The GAfuels Blog is written by two private pilots concerned about the future availability of fuels for piston-engine aircraft: Dean Billing, Sisters, Ore., an expert on autogas and ethanol, and Kent Misegades, Cary, N.C., an aerospace engineer, aviation sales rep for U-Fuel, and president of EAA1114.
In Part I of this series, we reviewed the history of the STCs that allow us to use 91+ AKI octane, ethanol-free autogas in hundreds of different legacy aircraft and engines. Part II described the Anti-Detonation Injection (ADI) system from Petersen Aviation/Air Plains that will enable many aircraft not covered by these STCs to operate on affordable, abundant autogas. In the final part of this series, we’ll describe the many piston aircraft engines that are best run on autogas, not leaded avgas. These fall into three categories: two-stroke engines, auto engine conversions, and newer aviation powerplants that have been designed from the outset to operate on autogas. (An excellent list of engines from all three categories may be found in the World Directory of Leisure Aviation. Only spark-ignition engines are mentioned here, i.e. no diesels.)
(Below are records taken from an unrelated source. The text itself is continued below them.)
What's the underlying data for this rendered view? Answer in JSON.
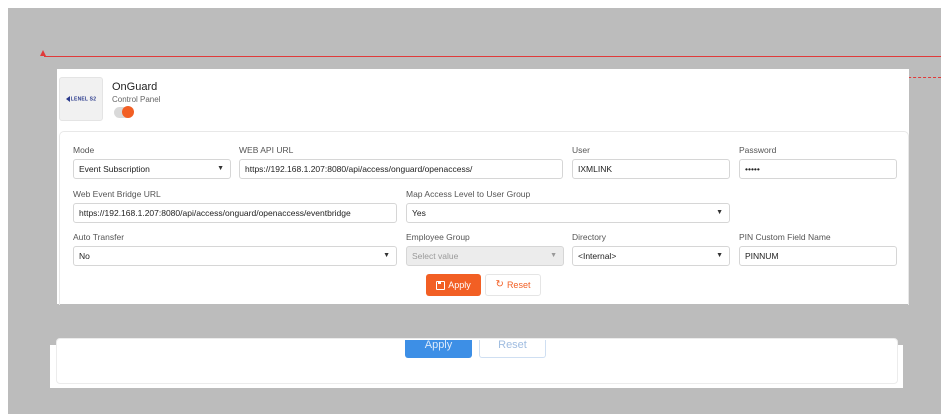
{
  "header": {
    "logo_text": "LENEL S2",
    "title": "OnGuard",
    "subtitle": "Control Panel"
  },
  "form": {
    "mode": {
      "label": "Mode",
      "value": "Event Subscription"
    },
    "web_api_url": {
      "label": "WEB API URL",
      "value": "https://192.168.1.207:8080/api/access/onguard/openaccess/"
    },
    "user": {
      "label": "User",
      "value": "IXMLINK"
    },
    "password": {
      "label": "Password",
      "value": "•••••"
    },
    "web_event_bridge_url": {
      "label": "Web Event Bridge URL",
      "value": "https://192.168.1.207:8080/api/access/onguard/openaccess/eventbridge"
    },
    "map_access_level": {
      "label": "Map Access Level to User Group",
      "value": "Yes"
    },
    "auto_transfer": {
      "label": "Auto Transfer",
      "value": "No"
    },
    "employee_group": {
      "label": "Employee Group",
      "placeholder": "Select value"
    },
    "directory": {
      "label": "Directory",
      "value": "<Internal>"
    },
    "pin_custom_field": {
      "label": "PIN Custom Field Name",
      "value": "PINNUM"
    }
  },
  "actions": {
    "apply_label": "Apply",
    "reset_label": "Reset"
  },
  "background_panel": {
    "apply_label": "Apply",
    "reset_label": "Reset"
  },
  "colors": {
    "accent": "#f25f24",
    "ghost_blue": "#3d8fe6",
    "annotation_red": "#e03a3a"
  }
}
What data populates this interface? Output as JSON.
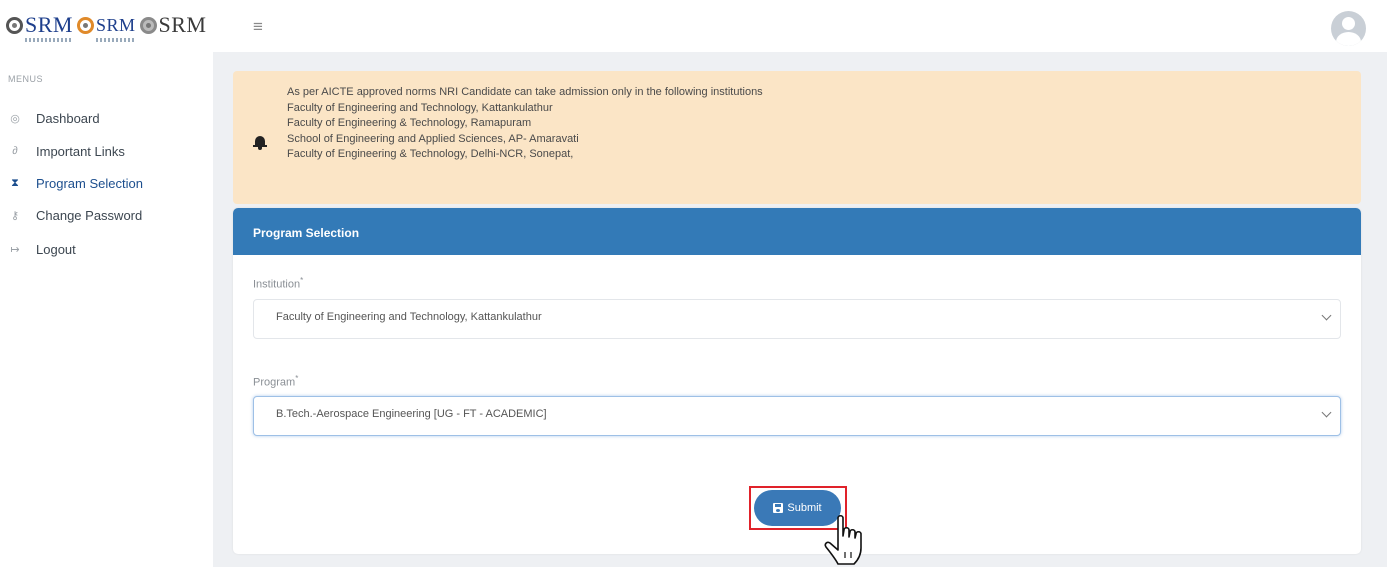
{
  "header": {
    "logos": [
      {
        "text": "SRM"
      },
      {
        "text": "SRM"
      },
      {
        "text": "SRM"
      }
    ],
    "menu_icon": "hamburger-icon",
    "avatar_icon": "user-avatar-icon"
  },
  "sidebar": {
    "section_label": "MENUS",
    "items": [
      {
        "label": "Dashboard",
        "icon": "dashboard-icon",
        "active": false
      },
      {
        "label": "Important Links",
        "icon": "link-icon",
        "active": false
      },
      {
        "label": "Program Selection",
        "icon": "hourglass-icon",
        "active": true
      },
      {
        "label": "Change Password",
        "icon": "key-icon",
        "active": false
      },
      {
        "label": "Logout",
        "icon": "logout-icon",
        "active": false
      }
    ]
  },
  "alert": {
    "icon": "bell-icon",
    "lines": [
      "As per AICTE approved norms NRI Candidate can take admission only in the following institutions",
      "Faculty of Engineering and Technology, Kattankulathur",
      "Faculty of Engineering & Technology, Ramapuram",
      "School of Engineering and Applied Sciences, AP- Amaravati",
      "Faculty of Engineering & Technology, Delhi-NCR, Sonepat,"
    ]
  },
  "card": {
    "title": "Program Selection",
    "institution": {
      "label": "Institution",
      "required_mark": "*",
      "selected": "Faculty of Engineering and Technology, Kattankulathur"
    },
    "program": {
      "label": "Program",
      "required_mark": "*",
      "selected": "B.Tech.-Aerospace Engineering [UG - FT - ACADEMIC]"
    },
    "submit_label": "Submit",
    "submit_icon": "save-icon"
  },
  "colors": {
    "primary": "#337ab7",
    "alert_bg": "#fbe5c6",
    "highlight": "#e0222a",
    "active_nav": "#1d4f8e"
  }
}
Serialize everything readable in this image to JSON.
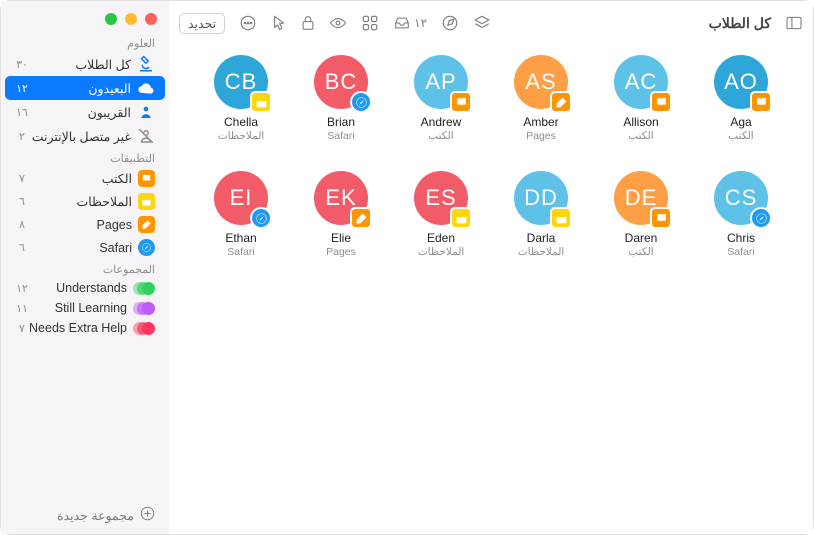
{
  "traffic": {
    "close": "close",
    "min": "minimize",
    "max": "maximize"
  },
  "sections": {
    "subject": "العلوم",
    "apps": "التطبيقات",
    "groups": "المجموعات"
  },
  "sidebar": {
    "all": {
      "label": "كل الطلاب",
      "count": "٣٠"
    },
    "remote": {
      "label": "البعيدون",
      "count": "١٢"
    },
    "nearby": {
      "label": "القريبون",
      "count": "١٦"
    },
    "offline": {
      "label": "غير متصل بالإنترنت",
      "count": "٢"
    },
    "books": {
      "label": "الكتب",
      "count": "٧"
    },
    "notes": {
      "label": "الملاحظات",
      "count": "٦"
    },
    "pages": {
      "label": "Pages",
      "count": "٨"
    },
    "safari": {
      "label": "Safari",
      "count": "٦"
    },
    "g1": {
      "label": "Understands",
      "count": "١٢"
    },
    "g2": {
      "label": "Still Learning",
      "count": "١١"
    },
    "g3": {
      "label": "Needs Extra Help",
      "count": "٧"
    }
  },
  "footer": {
    "new_group": "مجموعة جديدة"
  },
  "toolbar": {
    "title": "كل الطلاب",
    "inbox_count": "١٢",
    "select": "تحديد"
  },
  "students": [
    {
      "initials": "AO",
      "name": "Aga",
      "app": "الكتب",
      "color": "c-b1",
      "app_icon": "books"
    },
    {
      "initials": "AC",
      "name": "Allison",
      "app": "الكتب",
      "color": "c-b2",
      "app_icon": "books"
    },
    {
      "initials": "AS",
      "name": "Amber",
      "app": "Pages",
      "color": "c-o",
      "app_icon": "pages"
    },
    {
      "initials": "AP",
      "name": "Andrew",
      "app": "الكتب",
      "color": "c-b2",
      "app_icon": "books"
    },
    {
      "initials": "BC",
      "name": "Brian",
      "app": "Safari",
      "color": "c-r",
      "app_icon": "safari"
    },
    {
      "initials": "CB",
      "name": "Chella",
      "app": "الملاحظات",
      "color": "c-b1",
      "app_icon": "notes"
    },
    {
      "initials": "CS",
      "name": "Chris",
      "app": "Safari",
      "color": "c-b2",
      "app_icon": "safari"
    },
    {
      "initials": "DE",
      "name": "Daren",
      "app": "الكتب",
      "color": "c-o",
      "app_icon": "books"
    },
    {
      "initials": "DD",
      "name": "Darla",
      "app": "الملاحظات",
      "color": "c-b2",
      "app_icon": "notes"
    },
    {
      "initials": "ES",
      "name": "Eden",
      "app": "الملاحظات",
      "color": "c-r",
      "app_icon": "notes"
    },
    {
      "initials": "EK",
      "name": "Elie",
      "app": "Pages",
      "color": "c-r",
      "app_icon": "pages"
    },
    {
      "initials": "EI",
      "name": "Ethan",
      "app": "Safari",
      "color": "c-r",
      "app_icon": "safari"
    }
  ]
}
The first category, two-stroke engines, are generally the powerplant of choice for trikes, powered parachutes, ultralights/microlights, light rotorcraft, self-launching gliders and other aircraft where the two-stroke engine’s high power/weight ratios are needed. Some of the best-known names in aviation two-strokes are Goebler-Hirth, HKS Aviation, Rotax, Simonini Racing and Solo UL-Kleimotoren. All of these engines are designed to operate on 91+ ethanol-free, lead-free autogas. Some tolerate leaded avgas and low levels of ethanol, but their manufacturers generally recommend ethanol-free, lead-free autogas as the best fuel.
The second category of aviation powerplants are auto engine conversions, in use since the 1920s. The original Pietenpol Aircamper, arguably the first homebuilt to be built in large numbers, was powered by engines taken from Ford Model A and Model T automobiles. The Funk Aircraft Co. of Coffeyville, Kansas, powered its Model B aircraft from 1939 with an engine derived from a Ford model “B” engine.
It goes without saying that auto engine conversions all run well on autogas. Depending on their age, they may or may not tolerate low levels of ethanol. Engines developed since leaded car fuels were phased out in the mid 1970s generally may not be operated with leaded avgas. While most auto engine conversions are found in experimental category airplanes, many have been refined to a high level of sophistication, with reliability and performance comparable to purpose-built aircraft engines. Some of the more popular conversions include those from Aero Conversions (VW), Better Half (VW), Ecofly (Smart), Eggenfellner Aircraft (Subaru & Honda), FlyCorvair (Corvair), Geared Drives (Corvette LS1), Great Planes Aircraft (VW), Limbach Flugmotoren (VW), Sauer Flugmotoren (VW), and Take Off (BMW motorcycle).
The third category of aircraft engines that have been developed from the outset for autogas are a growing number of designs intended primarily for aviation use. By far the most ubiquitous of these are the powerplants found in the rapidly expanding Light Sport Aircraft sector, especially the products from Jabiru Aircraft and Rotax. But these companies are no longer alone: A new wave of autogas-burning, sophisticated aircraft engines have been introduced in recent years from CubCrafters, D-Motor, Rotec, and ULPower, with some developing up to 180 hp. In addition to these, the traditional aircraft engine maker Lycoming has begun to introduce its new iE2 technology-based, FADEC-equipped line of engines that can operate on autogas. Most notable among these are the 116-hp IO-233-LSA and the 350-hp TEO-540-A1A. Proof that autogas is fully capable of powering large, modern piston-engine aircraft was Tecnam’s recent announcement of the 11-place twin-engine P2012 Traveller, to be powered by a pair of these 350-hp engines resulting in a remarkably low total fuel burn of 30 gph.
Autogas for everyone? Between the existing autogas STCs described in Part I of this series of articles, and the Petersen/AirPlains ADI system described in Part II, it is estimated that well over 90% of all existing piston-engine aircraft could operate on 91+ AKI octane, ethanol-free, lead-free, affordable, plentiful autogas. With a new generation of aircraft engines providing up to 350 hp, the claim of “autogas for everyone” could very well become reality in a few years.